Le cathéter permet de contrôler un saignement interne en moins d’une minute et peut rester en place de 45 à 60 minutes. Il permet de rétablir le débit sanguin vers le coeur et le cerveau.

RÉDUCTION DES RISQUES DE COMPLICATIONS

En plus d’éviter les complications d’une opération nécessitant l’ouverture du thorax, le ballon ne fait aucun dommage à l’intérieur de l’artère. L’utilisation du cathéter réduit le nombre de transfusions sanguines et permet au patient de se rétablir plus rapidement.

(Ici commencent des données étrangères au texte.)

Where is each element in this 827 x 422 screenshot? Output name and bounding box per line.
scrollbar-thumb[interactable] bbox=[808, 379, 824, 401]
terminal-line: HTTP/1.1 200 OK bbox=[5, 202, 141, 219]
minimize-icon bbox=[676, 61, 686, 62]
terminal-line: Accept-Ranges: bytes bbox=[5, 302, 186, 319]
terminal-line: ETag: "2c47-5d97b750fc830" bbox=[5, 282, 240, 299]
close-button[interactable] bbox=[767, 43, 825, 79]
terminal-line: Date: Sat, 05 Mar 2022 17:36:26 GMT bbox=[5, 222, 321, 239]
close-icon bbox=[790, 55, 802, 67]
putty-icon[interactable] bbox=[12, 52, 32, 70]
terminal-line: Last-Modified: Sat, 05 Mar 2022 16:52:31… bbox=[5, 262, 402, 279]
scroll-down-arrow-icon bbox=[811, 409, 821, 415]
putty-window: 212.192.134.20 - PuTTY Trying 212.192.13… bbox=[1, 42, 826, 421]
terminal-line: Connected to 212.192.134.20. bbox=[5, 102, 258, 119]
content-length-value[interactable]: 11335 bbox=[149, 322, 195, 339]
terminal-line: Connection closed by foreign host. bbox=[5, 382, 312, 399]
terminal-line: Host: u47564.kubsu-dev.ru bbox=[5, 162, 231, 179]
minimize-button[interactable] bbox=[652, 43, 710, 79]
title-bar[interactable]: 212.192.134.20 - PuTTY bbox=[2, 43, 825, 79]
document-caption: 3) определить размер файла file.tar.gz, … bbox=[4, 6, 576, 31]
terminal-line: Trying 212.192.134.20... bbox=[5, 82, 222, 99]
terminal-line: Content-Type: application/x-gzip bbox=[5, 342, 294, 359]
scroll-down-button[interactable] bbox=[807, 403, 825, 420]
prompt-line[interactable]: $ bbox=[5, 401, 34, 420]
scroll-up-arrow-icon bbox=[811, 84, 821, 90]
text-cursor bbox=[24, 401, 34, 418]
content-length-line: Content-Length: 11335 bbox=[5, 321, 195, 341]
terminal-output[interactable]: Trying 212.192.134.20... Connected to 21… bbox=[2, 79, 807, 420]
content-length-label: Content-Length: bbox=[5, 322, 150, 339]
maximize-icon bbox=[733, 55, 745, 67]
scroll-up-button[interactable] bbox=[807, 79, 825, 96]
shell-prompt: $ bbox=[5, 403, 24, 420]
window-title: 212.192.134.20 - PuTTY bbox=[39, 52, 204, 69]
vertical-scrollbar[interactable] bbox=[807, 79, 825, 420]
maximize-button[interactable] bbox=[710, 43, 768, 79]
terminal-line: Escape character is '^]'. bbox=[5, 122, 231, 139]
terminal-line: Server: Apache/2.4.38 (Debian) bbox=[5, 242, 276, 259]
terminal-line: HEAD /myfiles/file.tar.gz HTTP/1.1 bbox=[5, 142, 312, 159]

« Ce qui est le plus gratifiant pour nous est de permettre aux gens de reprendre le cours normal de leur vie le plus rapidement possible et ne pas laisser leurs blessures définir le reste de leur vie », affirme le Dr Beckett.

Hospitalisé depuis six semaines, Gaven Mayo sortira de l’établissement de santé montréalais cette semaine. Le père de famille est optimiste pour la suite : 

« Je suis plein d’espoir. J’ai la tête sur les épaules et j’ai beaucoup de volonté. »

Sa fille, qui lui rend visite trois fois par semaine, est sa plus grande source de motivation à reprendre une vie normale.

« J’espère que tout reviendra à la normale, que je pourrai marcher normalement, c’est mon rêve. Je ne peux pas prédire le futur. Je prends une journée à la fois et nous espérons que les choses s’améliorent », conclut le jeune homme qui souhaite un jour reprendre son travail d’ouvrier spécialisé sur le pont Mercier.